Trois générations, dont un de mes assistants guide, Sébastien, ensemble à la bernache à l’occasion d’une chasse à «l’envers».
BERNACHE
Texte, figures et photos
Michel La Haye*
*L’auteur est guide
de chasse à la sauvagine.
Chasser à l’envers!
Introduction
Le meilleur atout d’un chasseur de bernache est souvent sa capacité de s’adapter aux comportements des oiseaux. En effet, chasser la bernache peut être très enlevant et agréable, mais cette activité risque parfois de devenir cauchemardesque si les bernaches refusent systématiquement de coopérer. Plusieurs chasseurs d’outarde expérimentés savent qu’il n’y a rien à faire quand les premiers groupes ne rentrent pas, car les autres suivent souvent le même patron comportemental. Que faire en pareil cas?

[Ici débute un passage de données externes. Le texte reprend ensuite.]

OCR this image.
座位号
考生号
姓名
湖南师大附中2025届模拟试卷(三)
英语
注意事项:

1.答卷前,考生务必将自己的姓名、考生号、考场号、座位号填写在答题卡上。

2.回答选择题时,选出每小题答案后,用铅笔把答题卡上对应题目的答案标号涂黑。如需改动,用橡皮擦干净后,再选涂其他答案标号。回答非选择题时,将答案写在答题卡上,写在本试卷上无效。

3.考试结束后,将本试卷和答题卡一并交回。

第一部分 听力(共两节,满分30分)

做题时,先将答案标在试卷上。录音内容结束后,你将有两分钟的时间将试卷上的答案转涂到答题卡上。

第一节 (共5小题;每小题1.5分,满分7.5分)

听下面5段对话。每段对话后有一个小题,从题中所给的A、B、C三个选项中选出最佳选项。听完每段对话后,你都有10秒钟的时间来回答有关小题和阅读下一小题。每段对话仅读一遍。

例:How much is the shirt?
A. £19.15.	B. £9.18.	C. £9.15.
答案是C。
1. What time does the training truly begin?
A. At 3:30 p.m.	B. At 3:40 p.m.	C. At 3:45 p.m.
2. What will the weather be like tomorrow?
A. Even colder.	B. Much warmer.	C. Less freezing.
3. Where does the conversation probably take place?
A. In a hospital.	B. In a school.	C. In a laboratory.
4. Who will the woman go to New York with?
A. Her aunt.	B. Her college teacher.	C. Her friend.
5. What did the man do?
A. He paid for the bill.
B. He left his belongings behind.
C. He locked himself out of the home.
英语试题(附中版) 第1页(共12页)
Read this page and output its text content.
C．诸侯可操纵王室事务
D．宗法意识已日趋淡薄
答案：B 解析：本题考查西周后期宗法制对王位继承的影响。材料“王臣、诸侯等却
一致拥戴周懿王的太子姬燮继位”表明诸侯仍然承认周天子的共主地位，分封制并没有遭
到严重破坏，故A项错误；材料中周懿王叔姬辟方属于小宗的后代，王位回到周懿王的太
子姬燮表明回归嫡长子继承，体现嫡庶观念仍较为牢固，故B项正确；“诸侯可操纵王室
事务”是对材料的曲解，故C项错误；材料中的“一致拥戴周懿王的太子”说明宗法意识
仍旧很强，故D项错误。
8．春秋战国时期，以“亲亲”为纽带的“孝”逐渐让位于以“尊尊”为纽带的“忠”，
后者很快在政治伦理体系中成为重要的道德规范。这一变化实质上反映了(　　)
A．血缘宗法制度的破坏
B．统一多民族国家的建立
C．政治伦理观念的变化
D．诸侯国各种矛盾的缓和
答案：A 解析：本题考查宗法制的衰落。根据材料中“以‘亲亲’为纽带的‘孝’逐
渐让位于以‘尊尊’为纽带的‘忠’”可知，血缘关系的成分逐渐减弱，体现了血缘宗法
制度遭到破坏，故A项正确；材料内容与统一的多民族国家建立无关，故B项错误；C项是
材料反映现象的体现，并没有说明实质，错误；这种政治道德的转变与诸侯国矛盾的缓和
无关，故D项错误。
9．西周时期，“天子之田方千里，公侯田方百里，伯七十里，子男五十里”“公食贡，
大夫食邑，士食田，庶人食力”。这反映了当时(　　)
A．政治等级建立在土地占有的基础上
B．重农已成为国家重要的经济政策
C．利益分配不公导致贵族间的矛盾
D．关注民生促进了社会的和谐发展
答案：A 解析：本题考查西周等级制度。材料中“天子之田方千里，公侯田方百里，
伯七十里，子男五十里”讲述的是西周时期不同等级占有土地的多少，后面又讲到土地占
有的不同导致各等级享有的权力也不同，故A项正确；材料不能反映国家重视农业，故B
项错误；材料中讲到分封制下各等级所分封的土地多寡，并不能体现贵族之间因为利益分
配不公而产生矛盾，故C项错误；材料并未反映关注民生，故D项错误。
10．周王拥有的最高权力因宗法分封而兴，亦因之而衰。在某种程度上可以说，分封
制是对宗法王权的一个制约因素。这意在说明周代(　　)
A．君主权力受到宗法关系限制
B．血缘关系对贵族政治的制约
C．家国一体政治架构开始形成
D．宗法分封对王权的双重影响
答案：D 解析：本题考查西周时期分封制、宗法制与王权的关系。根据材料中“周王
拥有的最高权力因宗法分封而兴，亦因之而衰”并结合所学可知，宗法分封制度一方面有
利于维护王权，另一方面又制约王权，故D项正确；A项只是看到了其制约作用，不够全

Il faut considérer, dans un ordre précis d’exécution, chacune des composantes indissociables qui composent la chasse à la bernache, soit appelants, appels et caches. Ces trois éléments revêtent une importance équivalente quand on vise les outardes, mais il en va autrement pour d’autres types de chasse à la sauvagine. Par exemple, aux canards plongeurs, l’appel n’est pas un élément aussi important qu’à la bernache (bien qu’utile à certaines occasions), tandis que la disposition des appelants et l’invisibilité des chasseurs sont cruciales.
En général, voici les quatre principaux problèmes rencontrés en chassant les bernaches :
- Les bernaches tournent et s’éloignent de votre installation à la dernière minute malgré vos appels.
PROBLÈME À RÉGLER: vos appels ne conviennent probablement pas.
- Les bernaches survolent les appelants les plus éloignés sans se poser ou changent de cap à environ 80 m de vous pour vous contourner
PROBLÈME À RÉGLER: votre cache est trop visible.
- Les outardes se posent en dehors des appelants ou vous survolent plusieurs fois sans se poser.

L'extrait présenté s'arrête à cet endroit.